= Nikki Blakk =

American radio DJ (born 1972)

Nikki Blakk (born November 7, 1972) is an American radio DJ, who pioneered San Francisco Bay Area's rock radio station, 107.7 The Bone as an intern in 2000, spending a collective 15 years with the station in various positions including Weekends, Afternoons, Nights and Assistant Program Director. Blakk was also host and programmer of the station's heavy and extreme metal specialty show called "The Metal Zone".

== Radio career ==
Blakk began her career as an intern at KSAN, a precursor to 107.7 The Bone, working in promotions and marketing. Immediately after, she went to KNBR in San Francisco and became a production assistant, call screener and board op for the next year and a half while finishing college.

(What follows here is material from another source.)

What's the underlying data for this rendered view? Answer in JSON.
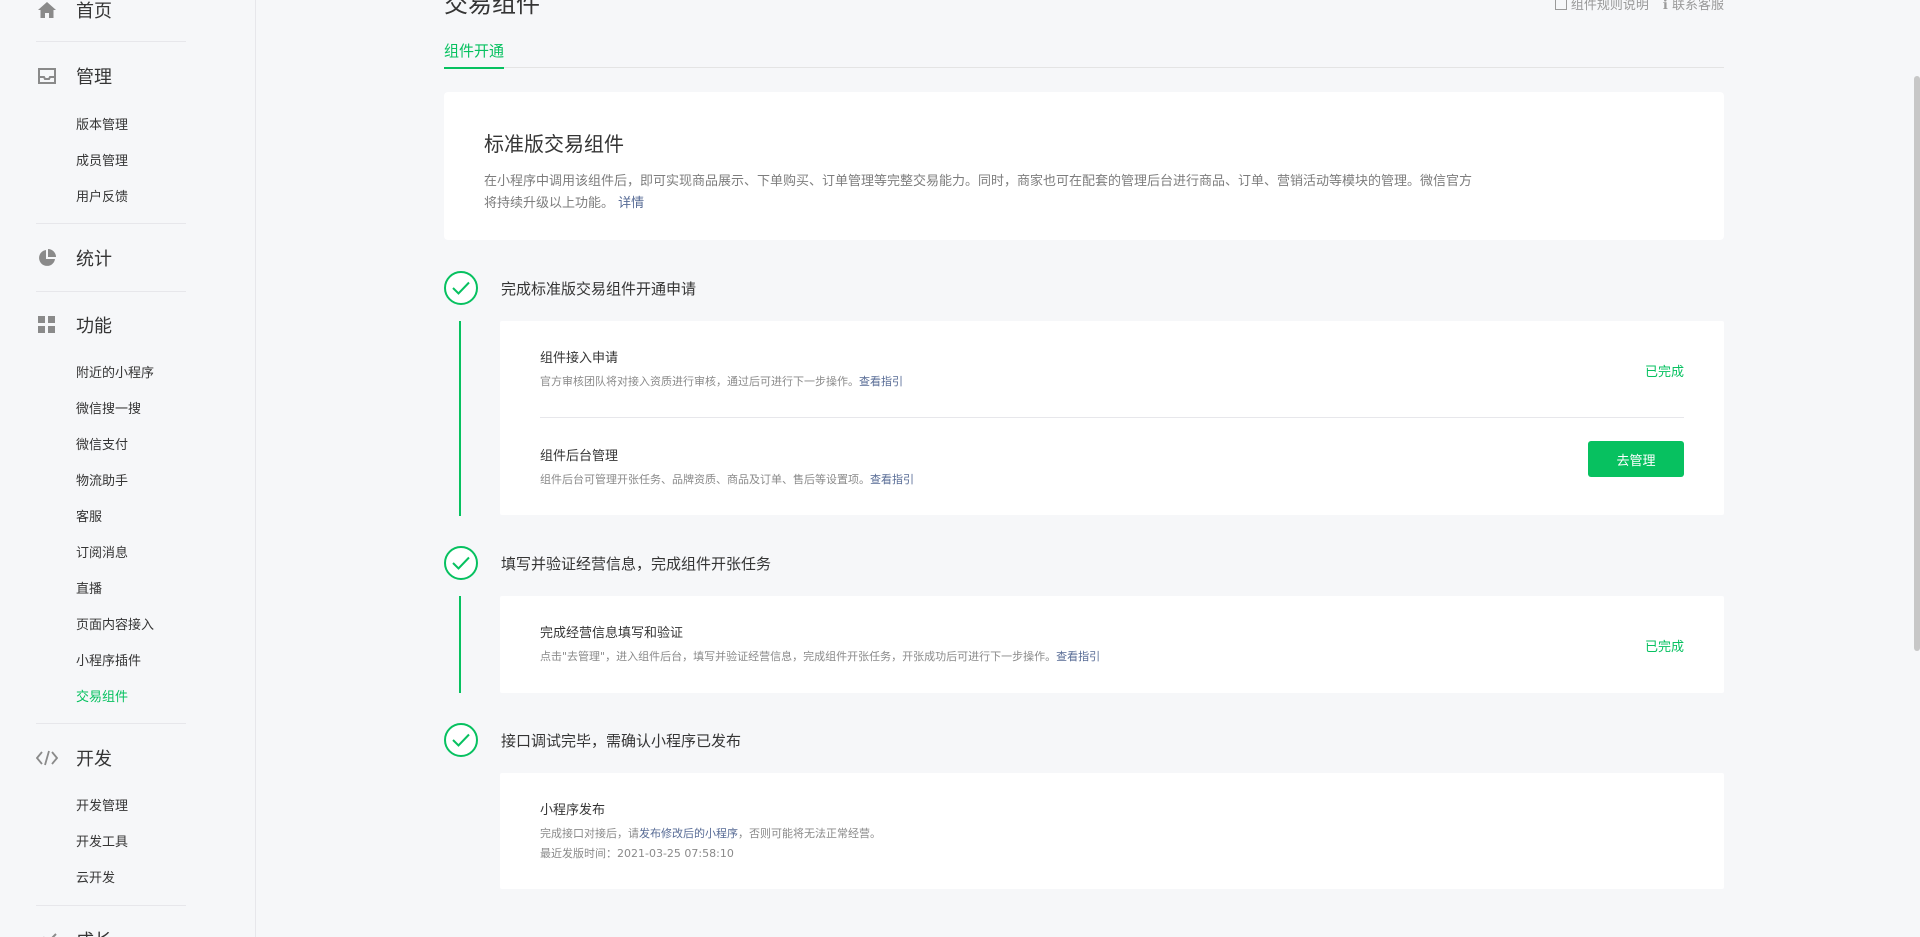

She was hired at Rock 96.7, a Clear Channel station in Modesto, California, as a weekend personality, then midday host. Her first audition shift as full-time DJ was on September 11, 2001, board-oping the news all day then going live the next day, which was a challenge that she handled well and was subsequently hired as their midday on-air personality. In 2002 Blakk began Weekends at sister station KSJO and shortly after became their evening host. On October 28, 2004 KSJO flipped to Spanish. In 2005 Nikki Blakk began evenings at 101.7 The Fox in Santa Rosa, until returning to 107.7 The Bone full time in 2006, where she held several positions including Weekends, Afternoons, Nights and Assistant Program Director. In 2012 Nikki Blakk was profiled by Bay Area Radio Hall of Famer and former Rolling Stone writer, Ben Fong Torres . Blakk quit in 2015 and returned to radio on 107.7 The Bone for 3 years in 2022.

== Metal Zone ==
At KSJO, Nikki started a metal program originally called Hardcore Hell, later rebranded Midnight Metal 12 am – 1 am airing Wednesday through Friday nights. After coming to The Bone, Nikki was a natural to take over the Metal Zone from Billy Steel when he left the station in summer of 2006. The program aired from 10 pm-1 am Friday nights and featured extreme music with special emphasis on local artists. The Metal Zone was canceled after Blakk's resignation in 2015. Live 365, an internet radio company rebranded the 24-hour heavy metal channel "Nikki Blakk's Metal Zone" programmed and hosted by Nikki Blakk, which ended when the company went out of business in December 2015. The Metal Zone was resurrected after Blakk's return in 2022, Saturday Nights from 11pm-midnight. The Metal Zone was shelved again when Blakk was laid off by Cumulus in December 2025.

== Monsters of Rock Cruise ==
In 2013 Nikki Blakk was a passenger on the Monsters of Rock Cruise, where cruise organizer Larry Morand brought her on as a host for all subsequent cruises. Nikki Blakk was included in the spin off 'Monsters on the Mountain Festival', beginning in 2022, rebranded 'The Mountain Festival'

== Personal life ==
Nikki Blakk also has a simultaneous career as backstage manager and production runner at LiveNation, formerly [[Bill Graham Presents and other local promoters. In 2022, Blakk served as Road Manager for Rock n Roll Hall of Fame legend, Jackson Browne. ]]

Nikki has also been voted one of the Top 50 Hottest Women in Radio for 2009, 2010 and 2011, according to Pop Crunch.

She has been involved in the Greater Bay Area Make-A-Wish Foundation and the Guitar Player Magazine Guitar Superstar contest.